Probably the most intriguing parts of ModPipe are its downloadable modules. Overview of ModPipe backdoor architecture Downloadable modules
This would limit the amount of valuable information viable for further sale or misuse, making the full “business model” behind the operation unclear. The only customer data stored in the clear and thus available to the attackers should be cardholder names.
However, based on the documentation of RES 3700 POS, the attackers should not be able to access some of the most sensitive information – such as credit card numbers and expiration dates – which is protected by encryption.
This shows that the backdoor’s authors have deep knowledge of the targeted software and opted for this sophisticated method instead of collecting the data via a simpler yet “louder” approach, such as keylogging.Įxfiltrated credentials allow ModPipe’s operators access to database contents, including various definitions and configuration, status tables and information about POS transactions. One of them – named GetMicInfo – contains an algorithm designed to gather database passwords by decrypting them from Windows registry values. What makes the backdoor distinctive are its downloadable modules and their capabilities.

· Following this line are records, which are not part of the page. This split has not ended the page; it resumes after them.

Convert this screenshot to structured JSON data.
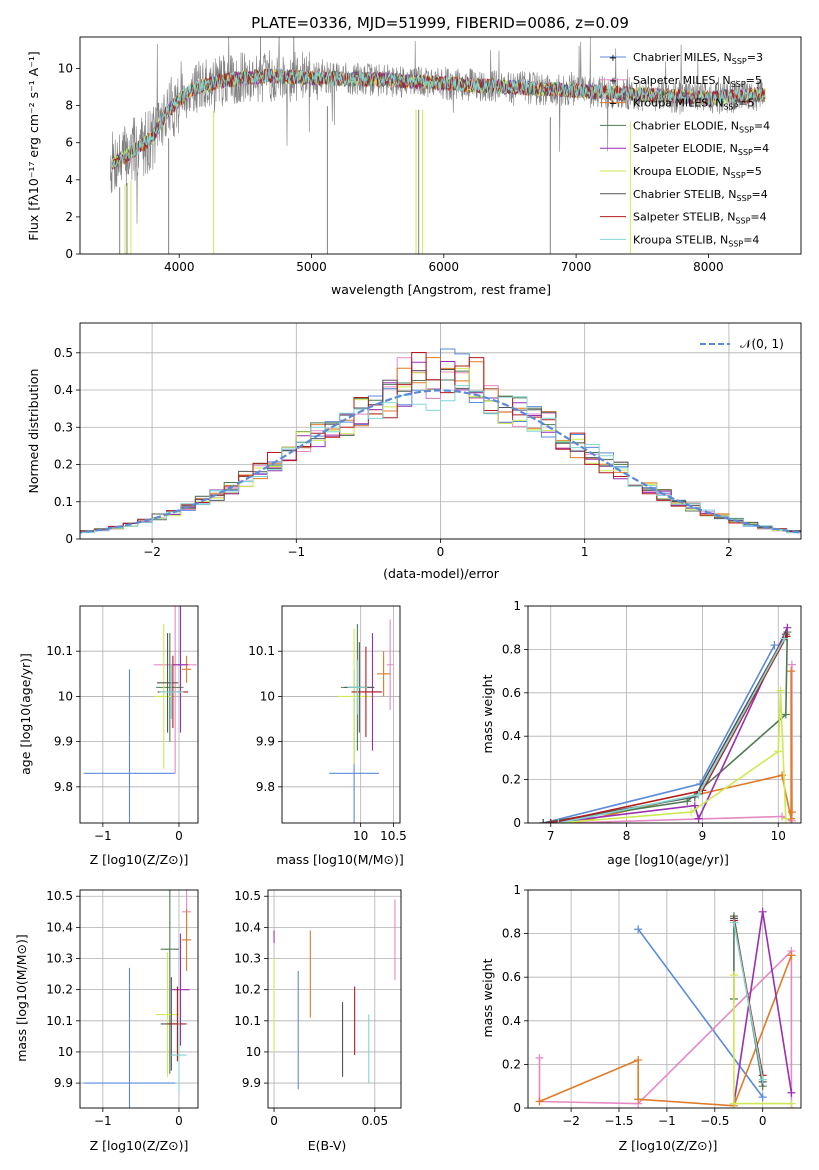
{
  "figure_title": "PLATE=0336, MJD=51999, FIBERID=0086, z=0.09",
  "colors": {
    "chabrier_miles": "#5b8bd8",
    "salpeter_miles": "#e58ac4",
    "kroupa_miles": "#e07b27",
    "chabrier_elodie": "#4f7a56",
    "salpeter_elodie": "#9a2fb2",
    "kroupa_elodie": "#cdea52",
    "chabrier_stelib": "#555555",
    "salpeter_stelib": "#b31d1d",
    "kroupa_stelib": "#80d6d3",
    "spectrum_grey": "#808080",
    "normal_curve": "#5b8bd8"
  },
  "legend_entries": [
    {
      "base": "Chabrier MILES, N",
      "sub": "SSP",
      "val": "=3",
      "color": "#5b8bd8"
    },
    {
      "base": "Salpeter MILES, N",
      "sub": "SSP",
      "val": "=5",
      "color": "#e58ac4"
    },
    {
      "base": "Kroupa MILES, N",
      "sub": "SSP",
      "val": "=5",
      "color": "#e07b27"
    },
    {
      "base": "Chabrier ELODIE, N",
      "sub": "SSP",
      "val": "=4",
      "color": "#4f7a56"
    },
    {
      "base": "Salpeter ELODIE, N",
      "sub": "SSP",
      "val": "=4",
      "color": "#9a2fb2"
    },
    {
      "base": "Kroupa ELODIE, N",
      "sub": "SSP",
      "val": "=5",
      "color": "#cdea52"
    },
    {
      "base": "Chabrier STELIB, N",
      "sub": "SSP",
      "val": "=4",
      "color": "#555555"
    },
    {
      "base": "Salpeter STELIB, N",
      "sub": "SSP",
      "val": "=4",
      "color": "#b31d1d"
    },
    {
      "base": "Kroupa STELIB, N",
      "sub": "SSP",
      "val": "=4",
      "color": "#80d6d3"
    }
  ],
  "chart_data": [
    {
      "id": "spectrum",
      "type": "line",
      "title": "PLATE=0336, MJD=51999, FIBERID=0086, z=0.09",
      "xlabel": "wavelength [Angstrom, rest frame]",
      "ylabel": "Flux [fλ10⁻¹⁷ erg cm⁻² s⁻¹ A⁻¹]",
      "xlim": [
        3250,
        8700
      ],
      "ylim": [
        0,
        11.7
      ],
      "xticks": [
        4000,
        5000,
        6000,
        7000,
        8000
      ],
      "yticks": [
        0,
        2,
        4,
        6,
        8,
        10
      ],
      "grid": false,
      "legend": "right",
      "continuum": {
        "x": [
          3500,
          3600,
          3700,
          3800,
          3900,
          4000,
          4100,
          4200,
          4300,
          4500,
          4700,
          5000,
          5500,
          6000,
          6500,
          7000,
          7500,
          8000,
          8200,
          8400
        ],
        "y": [
          4.9,
          5.3,
          5.8,
          6.3,
          7.6,
          8.3,
          8.9,
          9.1,
          9.3,
          9.5,
          9.6,
          9.5,
          9.4,
          9.2,
          9.0,
          8.8,
          8.6,
          8.4,
          8.5,
          8.6
        ]
      },
      "absorption_lines_x": [
        3550,
        3590,
        3605,
        3635,
        3920,
        4260,
        5120,
        5790,
        5810,
        5840,
        6805,
        7410
      ]
    },
    {
      "id": "residuals",
      "type": "histogram",
      "xlabel": "(data-model)/error",
      "ylabel": "Normed distribution",
      "xlim": [
        -2.5,
        2.5
      ],
      "ylim": [
        0,
        0.58
      ],
      "xticks": [
        -2,
        -1,
        0,
        1,
        2
      ],
      "yticks": [
        0.0,
        0.1,
        0.2,
        0.3,
        0.4,
        0.5
      ],
      "grid": true,
      "legend": "top-right",
      "normal_label": "𝒩(0, 1)",
      "bin_width": 0.1,
      "series_jitter_seed": [
        11,
        23,
        37,
        41,
        53,
        67,
        71,
        83,
        97
      ]
    },
    {
      "id": "age_vs_Z",
      "type": "errorbar",
      "xlabel": "Z [log10(Z/Z⊙)]",
      "ylabel": "age  [log10(age/yr)]",
      "xlim": [
        -1.3,
        0.25
      ],
      "ylim": [
        9.72,
        10.2
      ],
      "xticks": [
        -1,
        0
      ],
      "yticks": [
        9.8,
        9.9,
        10.0,
        10.1
      ],
      "grid": true,
      "points": [
        {
          "x": -0.65,
          "y": 9.83,
          "xerr": 0.6,
          "yerr": 0.23,
          "color": "#5b8bd8"
        },
        {
          "x": -0.05,
          "y": 10.07,
          "xerr": 0.28,
          "yerr": 0.24,
          "color": "#e58ac4"
        },
        {
          "x": 0.1,
          "y": 10.06,
          "xerr": 0.06,
          "yerr": 0.03,
          "color": "#e07b27"
        },
        {
          "x": -0.12,
          "y": 10.02,
          "xerr": 0.18,
          "yerr": 0.12,
          "color": "#4f7a56"
        },
        {
          "x": 0.02,
          "y": 10.07,
          "xerr": 0.1,
          "yerr": 0.15,
          "color": "#9a2fb2"
        },
        {
          "x": -0.2,
          "y": 10.0,
          "xerr": 0.12,
          "yerr": 0.16,
          "color": "#cdea52"
        },
        {
          "x": -0.15,
          "y": 10.03,
          "xerr": 0.14,
          "yerr": 0.11,
          "color": "#555555"
        },
        {
          "x": -0.08,
          "y": 10.01,
          "xerr": 0.2,
          "yerr": 0.08,
          "color": "#b31d1d"
        },
        {
          "x": -0.1,
          "y": 10.01,
          "xerr": 0.16,
          "yerr": 0.06,
          "color": "#80d6d3"
        }
      ]
    },
    {
      "id": "age_vs_mass",
      "type": "errorbar",
      "xlabel": "mass [log10(M/M⊙)]",
      "ylabel": "",
      "xlim": [
        8.8,
        10.6
      ],
      "ylim": [
        9.72,
        10.2
      ],
      "xticks": [
        10.0,
        10.5
      ],
      "yticks": [
        9.8,
        9.9,
        10.0,
        10.1
      ],
      "grid": true,
      "points": [
        {
          "x": 9.9,
          "y": 9.83,
          "xerr": 0.38,
          "yerr": 0.23,
          "color": "#5b8bd8"
        },
        {
          "x": 10.45,
          "y": 10.07,
          "xerr": 0.05,
          "yerr": 0.1,
          "color": "#e58ac4"
        },
        {
          "x": 10.35,
          "y": 10.05,
          "xerr": 0.1,
          "yerr": 0.05,
          "color": "#e07b27"
        },
        {
          "x": 9.95,
          "y": 10.02,
          "xerr": 0.25,
          "yerr": 0.14,
          "color": "#4f7a56"
        },
        {
          "x": 10.18,
          "y": 10.01,
          "xerr": 0.15,
          "yerr": 0.13,
          "color": "#9a2fb2"
        },
        {
          "x": 9.9,
          "y": 10.0,
          "xerr": 0.25,
          "yerr": 0.15,
          "color": "#cdea52"
        },
        {
          "x": 9.98,
          "y": 10.02,
          "xerr": 0.23,
          "yerr": 0.1,
          "color": "#555555"
        },
        {
          "x": 10.08,
          "y": 10.01,
          "xerr": 0.22,
          "yerr": 0.1,
          "color": "#b31d1d"
        },
        {
          "x": 9.95,
          "y": 10.02,
          "xerr": 0.15,
          "yerr": 0.06,
          "color": "#80d6d3"
        }
      ]
    },
    {
      "id": "weight_vs_age",
      "type": "line",
      "xlabel": "age  [log10(age/yr)]",
      "ylabel": "mass weight",
      "xlim": [
        6.7,
        10.3
      ],
      "ylim": [
        0,
        1.0
      ],
      "xticks": [
        7,
        8,
        9,
        10
      ],
      "yticks": [
        0.0,
        0.2,
        0.4,
        0.6,
        0.8,
        1.0
      ],
      "grid": true,
      "series": [
        {
          "color": "#5b8bd8",
          "x": [
            6.9,
            8.97,
            9.95
          ],
          "y": [
            0.0,
            0.18,
            0.82
          ]
        },
        {
          "color": "#e58ac4",
          "x": [
            7.2,
            10.05,
            10.18,
            10.18
          ],
          "y": [
            0.0,
            0.03,
            0.01,
            0.73
          ]
        },
        {
          "color": "#e07b27",
          "x": [
            7.3,
            10.05,
            10.17,
            10.17,
            10.18
          ],
          "y": [
            0.0,
            0.22,
            0.02,
            0.7,
            0.05
          ]
        },
        {
          "color": "#4f7a56",
          "x": [
            6.9,
            8.8,
            10.1,
            10.12
          ],
          "y": [
            0.0,
            0.1,
            0.5,
            0.88
          ]
        },
        {
          "color": "#9a2fb2",
          "x": [
            7.0,
            8.9,
            8.95,
            10.12
          ],
          "y": [
            0.0,
            0.08,
            0.02,
            0.9
          ]
        },
        {
          "color": "#cdea52",
          "x": [
            7.1,
            8.85,
            10.0,
            10.03,
            10.1
          ],
          "y": [
            0.0,
            0.05,
            0.33,
            0.61,
            0.02
          ]
        },
        {
          "color": "#555555",
          "x": [
            6.9,
            8.9,
            10.1
          ],
          "y": [
            0.0,
            0.12,
            0.87
          ]
        },
        {
          "color": "#b31d1d",
          "x": [
            7.0,
            9.0,
            10.11
          ],
          "y": [
            0.0,
            0.15,
            0.86
          ]
        },
        {
          "color": "#80d6d3",
          "x": [
            7.1,
            8.95,
            10.08
          ],
          "y": [
            0.0,
            0.13,
            0.85
          ]
        }
      ]
    },
    {
      "id": "mass_vs_Z",
      "type": "errorbar",
      "xlabel": "Z [log10(Z/Z⊙)]",
      "ylabel": "mass [log10(M/M⊙)]",
      "xlim": [
        -1.3,
        0.25
      ],
      "ylim": [
        9.82,
        10.52
      ],
      "xticks": [
        -1,
        0
      ],
      "yticks": [
        9.9,
        10.0,
        10.1,
        10.2,
        10.3,
        10.4,
        10.5
      ],
      "grid": true,
      "points": [
        {
          "x": -0.65,
          "y": 9.9,
          "xerr": 0.6,
          "yerr": 0.37,
          "color": "#5b8bd8"
        },
        {
          "x": 0.1,
          "y": 10.45,
          "xerr": 0.06,
          "yerr": 0.07,
          "color": "#e58ac4"
        },
        {
          "x": 0.1,
          "y": 10.36,
          "xerr": 0.06,
          "yerr": 0.1,
          "color": "#e07b27"
        },
        {
          "x": -0.12,
          "y": 10.33,
          "xerr": 0.12,
          "yerr": 0.4,
          "color": "#4f7a56"
        },
        {
          "x": 0.02,
          "y": 10.2,
          "xerr": 0.12,
          "yerr": 0.18,
          "color": "#9a2fb2"
        },
        {
          "x": -0.15,
          "y": 10.12,
          "xerr": 0.15,
          "yerr": 0.2,
          "color": "#cdea52"
        },
        {
          "x": -0.1,
          "y": 10.09,
          "xerr": 0.14,
          "yerr": 0.15,
          "color": "#555555"
        },
        {
          "x": -0.02,
          "y": 10.09,
          "xerr": 0.12,
          "yerr": 0.12,
          "color": "#b31d1d"
        },
        {
          "x": 0.0,
          "y": 9.99,
          "xerr": 0.1,
          "yerr": 0.12,
          "color": "#80d6d3"
        }
      ]
    },
    {
      "id": "mass_vs_ebv",
      "type": "errorbar",
      "xlabel": "E(B-V)",
      "ylabel": "",
      "xlim": [
        -0.003,
        0.063
      ],
      "ylim": [
        9.82,
        10.52
      ],
      "xticks": [
        0.0,
        0.05
      ],
      "yticks": [
        9.9,
        10.0,
        10.1,
        10.2,
        10.3,
        10.4,
        10.5
      ],
      "grid": true,
      "points": [
        {
          "x": 0.0,
          "y": 10.37,
          "xerr": 0.0,
          "yerr": 0.02,
          "color": "#9a2fb2"
        },
        {
          "x": 0.0,
          "y": 10.15,
          "xerr": 0.0,
          "yerr": 0.15,
          "color": "#cdea52"
        },
        {
          "x": 0.012,
          "y": 10.07,
          "xerr": 0.0,
          "yerr": 0.19,
          "color": "#5b8bd8"
        },
        {
          "x": 0.018,
          "y": 10.25,
          "xerr": 0.0,
          "yerr": 0.14,
          "color": "#e07b27"
        },
        {
          "x": 0.034,
          "y": 10.04,
          "xerr": 0.0,
          "yerr": 0.12,
          "color": "#555555"
        },
        {
          "x": 0.04,
          "y": 10.1,
          "xerr": 0.0,
          "yerr": 0.11,
          "color": "#b31d1d"
        },
        {
          "x": 0.047,
          "y": 10.01,
          "xerr": 0.0,
          "yerr": 0.11,
          "color": "#80d6d3"
        },
        {
          "x": 0.06,
          "y": 10.36,
          "xerr": 0.0,
          "yerr": 0.13,
          "color": "#e58ac4"
        }
      ]
    },
    {
      "id": "weight_vs_Z",
      "type": "line",
      "xlabel": "Z [log10(Z/Z⊙)]",
      "ylabel": "mass weight",
      "xlim": [
        -2.45,
        0.4
      ],
      "ylim": [
        0,
        1.0
      ],
      "xticks": [
        -2.0,
        -1.5,
        -1.0,
        -0.5,
        0.0
      ],
      "yticks": [
        0.0,
        0.2,
        0.4,
        0.6,
        0.8,
        1.0
      ],
      "grid": true,
      "series": [
        {
          "color": "#5b8bd8",
          "x": [
            -1.3,
            0.0
          ],
          "y": [
            0.82,
            0.05
          ]
        },
        {
          "color": "#e58ac4",
          "x": [
            -2.33,
            -2.33,
            -1.3,
            0.3,
            0.3
          ],
          "y": [
            0.23,
            0.03,
            0.02,
            0.72,
            0.0
          ]
        },
        {
          "color": "#e07b27",
          "x": [
            -2.33,
            -1.3,
            -1.3,
            -0.3,
            0.3
          ],
          "y": [
            0.03,
            0.22,
            0.04,
            0.01,
            0.7
          ]
        },
        {
          "color": "#4f7a56",
          "x": [
            -0.3,
            -0.3,
            0.0
          ],
          "y": [
            0.5,
            0.88,
            0.1
          ]
        },
        {
          "color": "#9a2fb2",
          "x": [
            -0.3,
            0.0,
            0.3
          ],
          "y": [
            0.02,
            0.9,
            0.07
          ]
        },
        {
          "color": "#cdea52",
          "x": [
            -0.3,
            -0.3,
            0.3
          ],
          "y": [
            0.61,
            0.02,
            0.02
          ]
        },
        {
          "color": "#555555",
          "x": [
            -0.3,
            0.0
          ],
          "y": [
            0.87,
            0.12
          ]
        },
        {
          "color": "#b31d1d",
          "x": [
            -0.3,
            0.0
          ],
          "y": [
            0.86,
            0.15
          ]
        },
        {
          "color": "#80d6d3",
          "x": [
            -0.3,
            0.0
          ],
          "y": [
            0.85,
            0.13
          ]
        }
      ]
    }
  ]
}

You should be an AT&T Internet customer with att.net email address(member id) and password to download.Backdoor authors show deep knowledge of the targeted POS software, decrypting database passwords from Windows registry valuesĮSET researchers have discovered ModPipe, a modular backdoor that gives its operators access to sensitive information stored in devices running ORACLE MICROS Restaurant Enterprise Series (RES) 3700 POS – a management software suite used by hundreds of thousands of bars, restaurants, hotels and other hospitality establishments worldwide.
Here is how to get your free anti-virus from AT&T.
If you’re an AT&T Internet Customer, you are eligible to download FREE McAfee anti-virus software for Windows and Mac.